I have written all about the wedding prep and wedding day (including pictures) in my other blog. Check it out! www.theempoweredbride.com/blog.


As a coach, I'd like to say that my daughter and I did everything right. It was my third try at being Mother of...and things got better each time. We talked about things ahead of time, we planned together as a team, we were honest about our feelings after missteps were taken (only a few), and we were able to share this whole process with my other daughter Christine (a truly amazing wedding planner).
If we had the chance to do it all over again, I don't know what we would change (besides a few minor details) because honestly, it was picture perfect.

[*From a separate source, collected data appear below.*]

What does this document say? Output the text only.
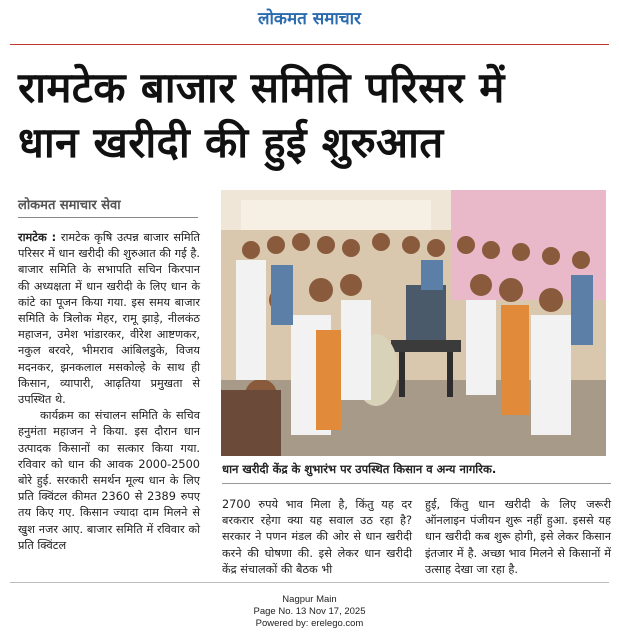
लोकमत समाचार
रामटेक बाजार समिति परिसर में
धान खरीदी की हुई शुरुआत
लोकमत समाचार सेवा

रामटेक : रामटेक कृषि उत्पन्न बाजार समिति परिसर में धान खरीदी की शुरुआत की गई है. बाजार समिति के सभापति सचिन किरपान की अध्यक्षता में धान खरीदी के लिए धान के कांटे का पूजन किया गया. इस समय बाजार समिति के त्रिलोक मेहर, रामू झाड़े, नीलकंठ महाजन, उमेश भांडारकर, वीरेश आष्टणकर, नकुल बरवरे, भीमराव आंबिलडुके, विजय मदनकर, झनकलाल मसकोल्हे के साथ ही किसान, व्यापारी, आढ़तिया प्रमुखता से उपस्थित थे.

कार्यक्रम का संचालन समिति के सचिव हनुमंता महाजन ने किया. इस दौरान धान उत्पादक किसानों का सत्कार किया गया. रविवार को धान की आवक 2000-2500 बोरे हुई. सरकारी समर्थन मूल्य धान के लिए प्रति क्विंटल कीमत 2360 से 2389 रुपए तय किए गए. किसान ज्यादा दाम मिलने से खुश नजर आए. बाजार समिति में रविवार को प्रति क्विंटल

धान खरीदी केंद्र के शुभारंभ पर उपस्थित किसान व अन्य नागरिक.
2700 रुपये भाव मिला है, किंतु यह दर बरकरार रहेगा क्या यह सवाल उठ रहा है? सरकार ने पणन मंडल की ओर से धान खरीदी करने की घोषणा की. इसे लेकर धान खरीदी केंद्र संचालकों की बैठक भी
हुई, किंतु धान खरीदी के लिए जरूरी ऑनलाइन पंजीयन शुरू नहीं हुआ. इससे यह धान खरीदी कब शुरू होगी, इसे लेकर किसान इंतजार में है. अच्छा भाव मिलने से किसानों में उत्साह देखा जा रहा है.
Nagpur Main
Page No. 13 Nov 17, 2025
Powered by: erelego.com
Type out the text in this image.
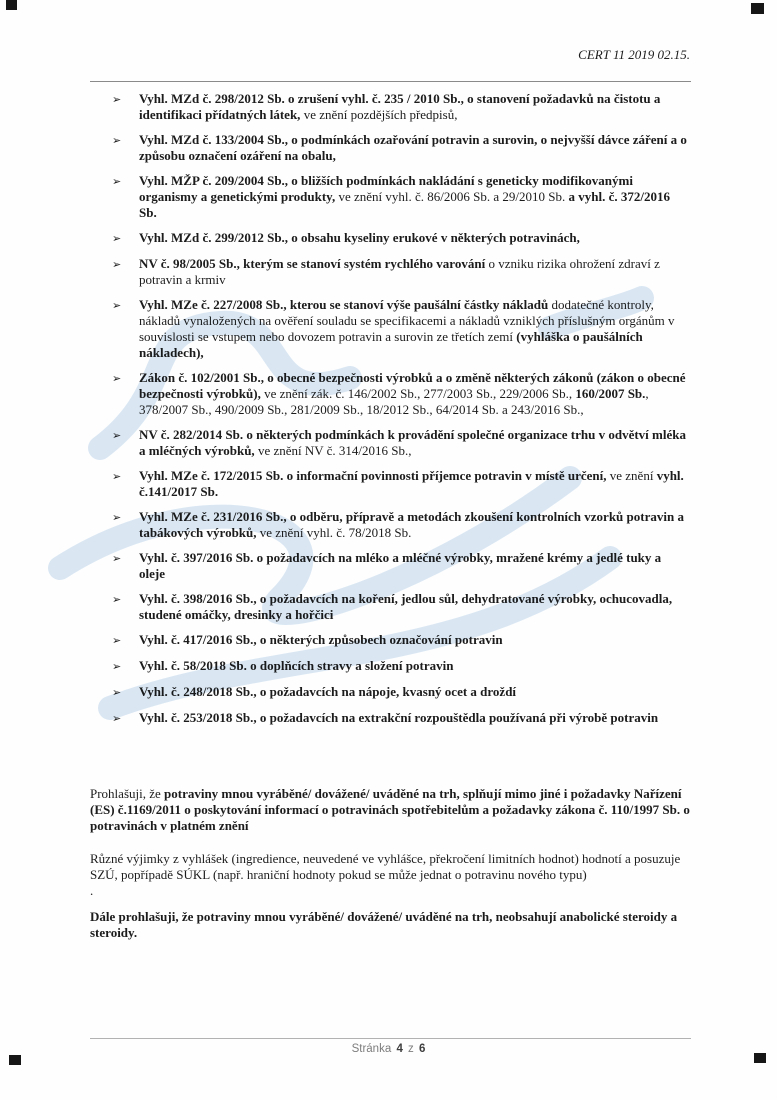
CERT 11 2019 02.15.
➢	Vyhl. MZd č. 298/2012 Sb. o zrušení vyhl. č. 235 / 2010 Sb., o stanovení požadavků na čistotu a identifikaci přídatných látek, ve znění pozdějších předpisů,
➢	Vyhl. MZd č. 133/2004 Sb., o podmínkách ozařování potravin a surovin, o nejvyšší dávce záření a o způsobu označení ozáření na obalu,
➢	Vyhl. MŽP č. 209/2004 Sb., o bližších podmínkách nakládání s geneticky modifikovanými organismy a genetickými produkty, ve znění vyhl. č. 86/2006 Sb. a 29/2010 Sb. a vyhl. č. 372/2016 Sb.
➢	Vyhl. MZd č. 299/2012 Sb., o obsahu kyseliny erukové v některých potravinách,
➢	NV č. 98/2005 Sb., kterým se stanoví systém rychlého varování o vzniku rizika ohrožení zdraví z potravin a krmiv
➢	Vyhl. MZe č. 227/2008 Sb., kterou se stanoví výše paušální částky nákladů dodatečné kontroly, nákladů vynaložených na ověření souladu se specifikacemi a nákladů vzniklých příslušným orgánům v souvislosti se vstupem nebo dovozem potravin a surovin ze třetích zemí (vyhláška o paušálních nákladech),
➢	Zákon č. 102/2001 Sb., o obecné bezpečnosti výrobků a o změně některých zákonů (zákon o obecné bezpečnosti výrobků), ve znění zák. č. 146/2002 Sb., 277/2003 Sb., 229/2006 Sb., 160/2007 Sb., 378/2007 Sb., 490/2009 Sb., 281/2009 Sb., 18/2012 Sb., 64/2014 Sb. a 243/2016 Sb.,
➢	NV č. 282/2014 Sb. o některých podmínkách k provádění společné organizace trhu v odvětví mléka a mléčných výrobků, ve znění NV č. 314/2016 Sb.,
➢	Vyhl. MZe č. 172/2015 Sb. o informační povinnosti příjemce potravin v místě určení, ve znění vyhl. č.141/2017 Sb.
➢	Vyhl. MZe č. 231/2016 Sb., o odběru, přípravě a metodách zkoušení kontrolních vzorků potravin a tabákových výrobků, ve znění vyhl. č. 78/2018 Sb.
➢	Vyhl. č. 397/2016 Sb. o požadavcích na mléko a mléčné výrobky, mražené krémy a jedlé tuky a oleje
➢	Vyhl. č. 398/2016 Sb., o požadavcích na koření, jedlou sůl, dehydratované výrobky, ochucovadla, studené omáčky, dresinky a hořčici
➢	Vyhl. č. 417/2016 Sb., o některých způsobech označování potravin
➢	Vyhl. č. 58/2018 Sb. o doplňcích stravy a složení potravin
➢	Vyhl. č. 248/2018 Sb., o požadavcích na nápoje, kvasný ocet a droždí
➢	Vyhl. č. 253/2018 Sb., o požadavcích na extrakční rozpouštědla používaná při výrobě potravin

Prohlašuji, že potraviny mnou vyráběné/ dovážené/ uváděné na trh, splňují mimo jiné i požadavky Nařízení (ES) č.1169/2011 o poskytování informací o potravinách spotřebitelům a požadavky zákona č. 110/1997 Sb. o potravinách v platném znění

Různé výjimky z vyhlášek (ingredience, neuvedené ve vyhlášce, překročení limitních hodnot) hodnotí a posuzuje SZÚ, popřípadě SÚKL (např. hraniční hodnoty pokud se může jednat o potravinu nového typu)

.

Dále prohlašuji, že potraviny mnou vyráběné/ dovážené/ uváděné na trh, neobsahují anabolické steroidy a steroidy.

Stránka 4 z 6
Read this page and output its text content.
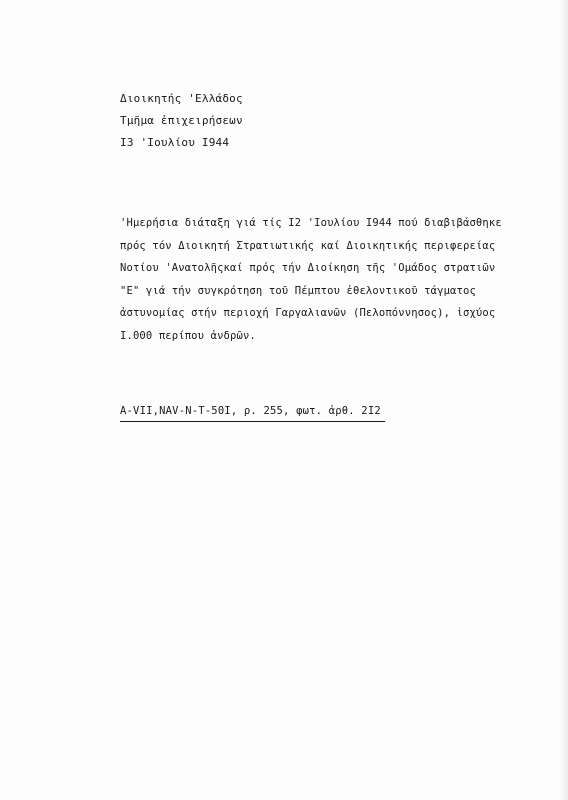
Διοικητής 'Ελλάδος
Τμῆμα ἐπιχειρήσεων
I3 'Ιουλίου I944
'Ημερήσια διάταξη γιά τίς I2 'Ιουλίου I944 πού διαβιβάσθηκε
πρός τόν Διοικητή Στρατιωτικής καί Διοικητικής περιφερείας
Νοτίου 'Ανατολῆςκαί πρός τήν Διοίκηση τῆς 'Ομάδος στρατιῶν
"Ε" γιά τήν συγκρότηση τοῦ Πέμπτου ἐθελοντικοῦ τάγματος
ἀστυνομίας στήν περιοχή Γαργαλιανῶν (Πελοπόννησος), ἰσχύος
I.000 περίπου ἀνδρῶν.
A-VII,NAV-N-T-50I, ρ. 255, φωτ. ἀρθ. 2I2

The mother-daughter relationship is a very special bond. When it's right it adds such pleasure to your life. I am blessed to say I have that with both my daughters. Our relationship will be in transition for a while as she settles into the new role of wife, not to mention settling into her new home in VA with her husband Chris.

Wow! My children are all married. And now I am officially in an empty nest. I guess it's time for me to ramp up my connection with my husband Steve! We are taking a long-overdue trip for our 30th wedding anniversary to Rome and a cruise in the Mediterranean.

As for my professional life, I am coaching, networking, and doing presentations on a number of subjects. I am also working on a book called The Empowered Bride. Next will be something for The Mother of the Bride. After 3 children getting married in just over 3 years, I have much insight to share and want to fill the void of relationship knowledge in the midst of planning a wedding.